2.1.2 Beleggingsinstellingen
vrijgesteld
Een beleggingsinstelling is een lichaam dat beleggen als doel en werkzaamheid heeft. Voor deze instellingen geldt een bijzonder regime. Als zij aan de wettelijke voorwaarden voldoen, zijn zij van vennootschapsbelasting vrijgesteld. De wet duidt ze dan aan als vrijgestelde beleggingsinstellingen (VBI’s) en fiscale beleggingsinstellingen (FBI’s).
VBI’s en de FBI’s kunnen de deelnemingsvrijstelling niet toepassen. Deze instellingen zijn namelijk niet belastingplichtig omdat de wetgever beleggers in de inkomstenbelasting (box 3) en beleggers in de vennootschapsbelasting zo veel mogelijk gelijk wil behandelen.

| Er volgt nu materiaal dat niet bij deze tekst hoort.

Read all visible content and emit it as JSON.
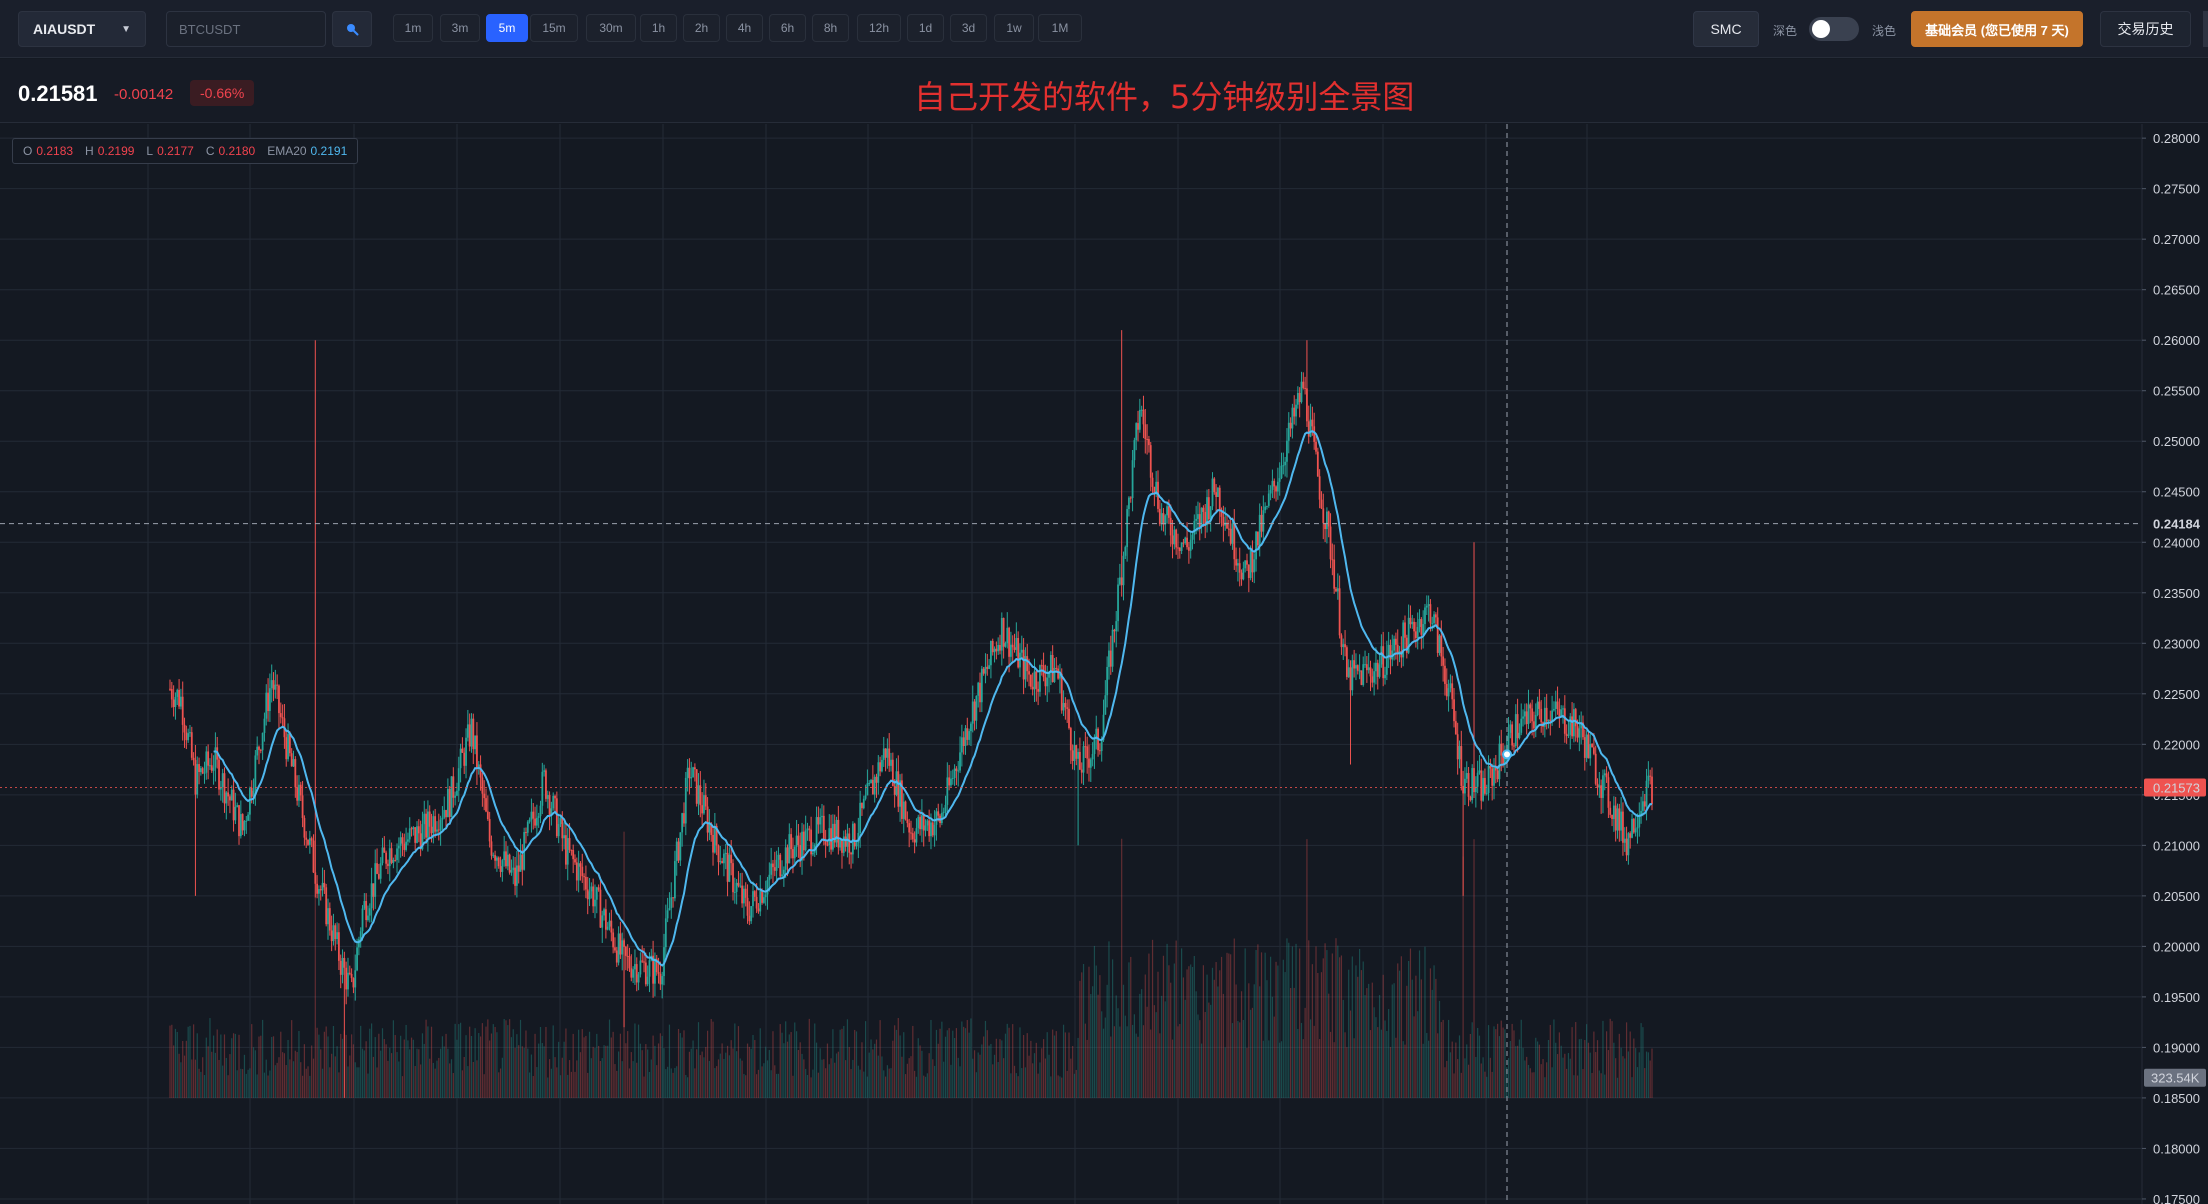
{
  "toolbar": {
    "symbol": "AIAUSDT",
    "search_placeholder": "BTCUSDT",
    "intervals": [
      "1m",
      "3m",
      "5m",
      "15m",
      "30m",
      "1h",
      "2h",
      "4h",
      "6h",
      "8h",
      "12h",
      "1d",
      "3d",
      "1w",
      "1M"
    ],
    "active_interval": "5m",
    "smc_label": "SMC",
    "dark_label": "深色",
    "light_label": "浅色",
    "theme_toggle_state": "dark",
    "member_label": "基础会员 (您已使用 7 天)",
    "history_label": "交易历史"
  },
  "ticker": {
    "last_price": "0.21581",
    "change": "-0.00142",
    "change_pct": "-0.66%",
    "annotation": "自己开发的软件，5分钟级别全景图"
  },
  "legend": {
    "o_label": "O",
    "o_value": "0.2183",
    "h_label": "H",
    "h_value": "0.2199",
    "l_label": "L",
    "l_value": "0.2177",
    "c_label": "C",
    "c_value": "0.2180",
    "ema_label": "EMA20",
    "ema_value": "0.2191"
  },
  "colors": {
    "up": "#26a69a",
    "down": "#ef5350",
    "ema": "#4fb8ef",
    "price_marker": "#ef5350",
    "volume_marker": "#6b7280",
    "grid": "#232a36"
  },
  "chart_data": {
    "type": "candlestick",
    "symbol": "AIAUSDT",
    "interval": "5m",
    "y_axis_ticks": [
      "0.28000",
      "0.27500",
      "0.27000",
      "0.26500",
      "0.26000",
      "0.25500",
      "0.25000",
      "0.24500",
      "0.24000",
      "0.23500",
      "0.23000",
      "0.22500",
      "0.22000",
      "0.21500",
      "0.21000",
      "0.20500",
      "0.20000",
      "0.19500",
      "0.19000",
      "0.18500",
      "0.18000",
      "0.17500"
    ],
    "ylim": [
      0.1745,
      0.2814
    ],
    "crosshair_price": "0.24184",
    "current_price_marker": "0.21573",
    "volume_marker": "323.54K",
    "price_path": [
      {
        "i": 0,
        "p": 0.2255
      },
      {
        "i": 6,
        "p": 0.2245
      },
      {
        "i": 14,
        "p": 0.2165
      },
      {
        "i": 24,
        "p": 0.2185
      },
      {
        "i": 40,
        "p": 0.2115
      },
      {
        "i": 56,
        "p": 0.2265
      },
      {
        "i": 66,
        "p": 0.2185
      },
      {
        "i": 80,
        "p": 0.2075
      },
      {
        "i": 94,
        "p": 0.1985
      },
      {
        "i": 100,
        "p": 0.1955
      },
      {
        "i": 106,
        "p": 0.2035
      },
      {
        "i": 120,
        "p": 0.2095
      },
      {
        "i": 140,
        "p": 0.2115
      },
      {
        "i": 154,
        "p": 0.2145
      },
      {
        "i": 166,
        "p": 0.2215
      },
      {
        "i": 176,
        "p": 0.2105
      },
      {
        "i": 190,
        "p": 0.2065
      },
      {
        "i": 206,
        "p": 0.2165
      },
      {
        "i": 218,
        "p": 0.2095
      },
      {
        "i": 232,
        "p": 0.2055
      },
      {
        "i": 250,
        "p": 0.1985
      },
      {
        "i": 270,
        "p": 0.1975
      },
      {
        "i": 286,
        "p": 0.2175
      },
      {
        "i": 300,
        "p": 0.2105
      },
      {
        "i": 318,
        "p": 0.2035
      },
      {
        "i": 340,
        "p": 0.2095
      },
      {
        "i": 360,
        "p": 0.2115
      },
      {
        "i": 376,
        "p": 0.2105
      },
      {
        "i": 394,
        "p": 0.2195
      },
      {
        "i": 408,
        "p": 0.2115
      },
      {
        "i": 424,
        "p": 0.2125
      },
      {
        "i": 440,
        "p": 0.2225
      },
      {
        "i": 458,
        "p": 0.2315
      },
      {
        "i": 474,
        "p": 0.2265
      },
      {
        "i": 488,
        "p": 0.2275
      },
      {
        "i": 500,
        "p": 0.2175
      },
      {
        "i": 512,
        "p": 0.2205
      },
      {
        "i": 524,
        "p": 0.2375
      },
      {
        "i": 534,
        "p": 0.2535
      },
      {
        "i": 546,
        "p": 0.2425
      },
      {
        "i": 560,
        "p": 0.2395
      },
      {
        "i": 576,
        "p": 0.2455
      },
      {
        "i": 592,
        "p": 0.2365
      },
      {
        "i": 608,
        "p": 0.2455
      },
      {
        "i": 624,
        "p": 0.2555
      },
      {
        "i": 632,
        "p": 0.2465
      },
      {
        "i": 640,
        "p": 0.2385
      },
      {
        "i": 648,
        "p": 0.2265
      },
      {
        "i": 664,
        "p": 0.2275
      },
      {
        "i": 680,
        "p": 0.2305
      },
      {
        "i": 694,
        "p": 0.2335
      },
      {
        "i": 704,
        "p": 0.2255
      },
      {
        "i": 712,
        "p": 0.2165
      },
      {
        "i": 724,
        "p": 0.2155
      },
      {
        "i": 740,
        "p": 0.2215
      },
      {
        "i": 758,
        "p": 0.2235
      },
      {
        "i": 776,
        "p": 0.2215
      },
      {
        "i": 790,
        "p": 0.2155
      },
      {
        "i": 802,
        "p": 0.2105
      },
      {
        "i": 812,
        "p": 0.2155
      },
      {
        "i": 816,
        "p": 0.2158
      }
    ],
    "ema_period": 20
  }
}
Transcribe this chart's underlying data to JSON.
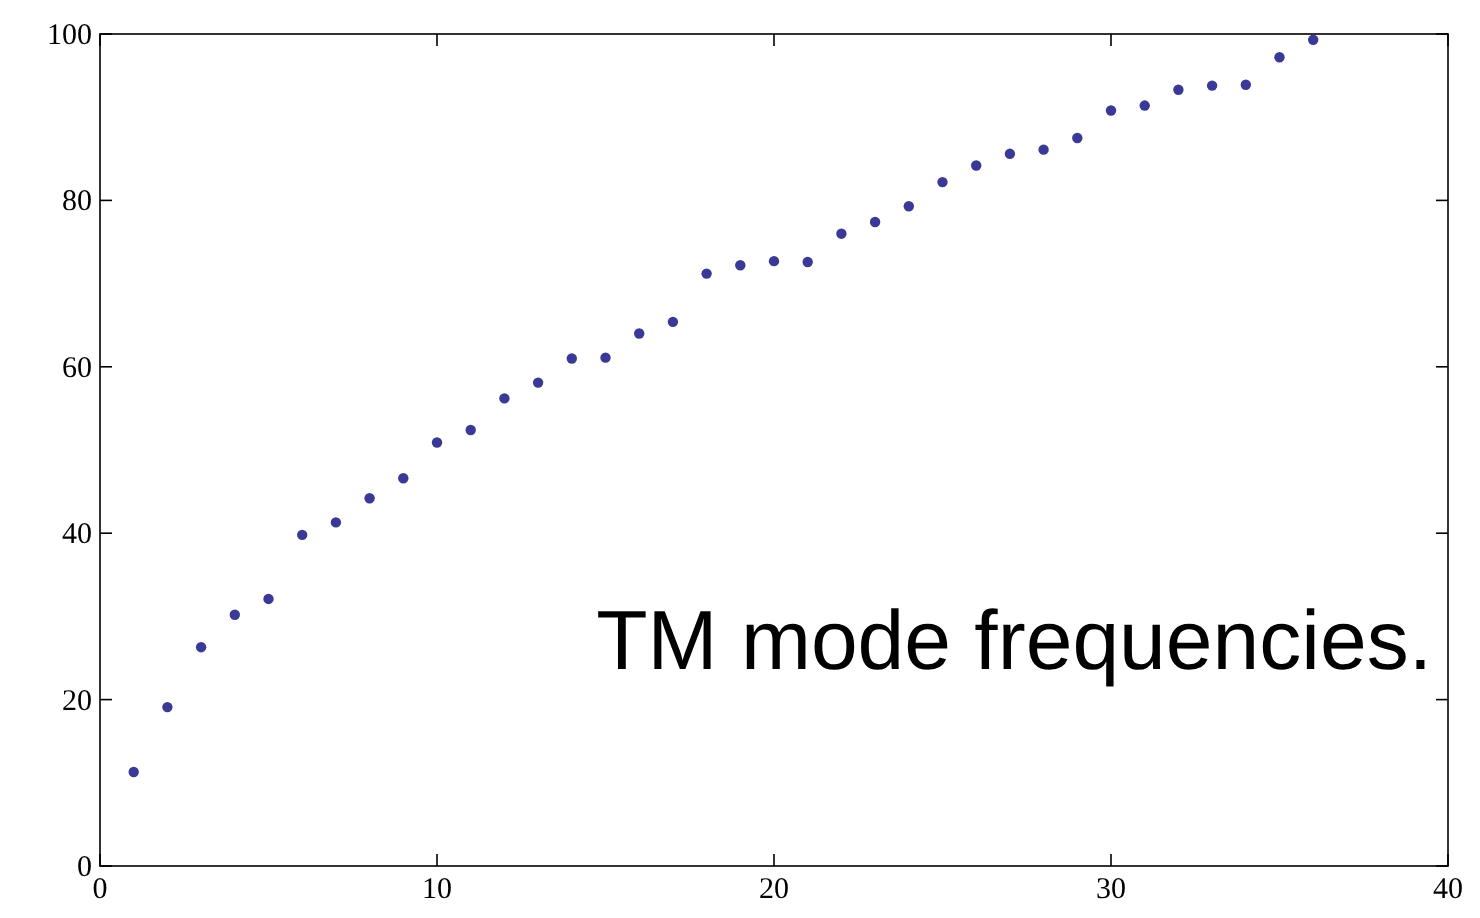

2.1.3 Buitenlandse lichamen
vaste inrichting
Niet in Nederland gevestigde lichamen kunnen onder voorwaarden toch gebruikmaken van de deelnemingsvrijstelling. Ook zij betalen soms Nederlandse vennootschapsbelasting. Dit is namelijk het geval als zij een zogenoemde ‘vaste inrichting’ in Nederland hebben. Een vaste inrichting is een bedrijfsruimte die als zelfstandige onderneming functioneert. Denk bijvoorbeeld aan een winkel. Om gebruik te mogen maken van de deelnemingsvrijstelling geldt nog wel een extra voorwaarde: de aandelen die de buitenlandse vennootschap houdt in de dochtermaatschappij moeten zodanig verband houden met de vaste inrichting in Nederland dat die aandelen aan deze vaste inrichting zijn toe te rekenen.
Verdeling van de beslissingsbevoegdheden
beslissingsbevoegdheden
Voor de vraag of aandelen aan een vaste inrichting zijn toe te rekenen, is de verdeling van handelings- en beslissingsbevoegdheden binnen uw onderneming van belang. U kunt bij de Belastingdienst vooraf zekerheid krijgen over de vraag of de deelnemingsvrijstelling in uw geval van toepassing is. U moet dan wel aannemelijk maken dat de opzet van de structuur niet gericht is op het ontwijken van dividendbelasting. Meer informatie over de deelnemingsvrijstelling en vaste inrichtingen vindt u in het besluit van de staatssecretaris van Financiën nr. CPP2006/1783M.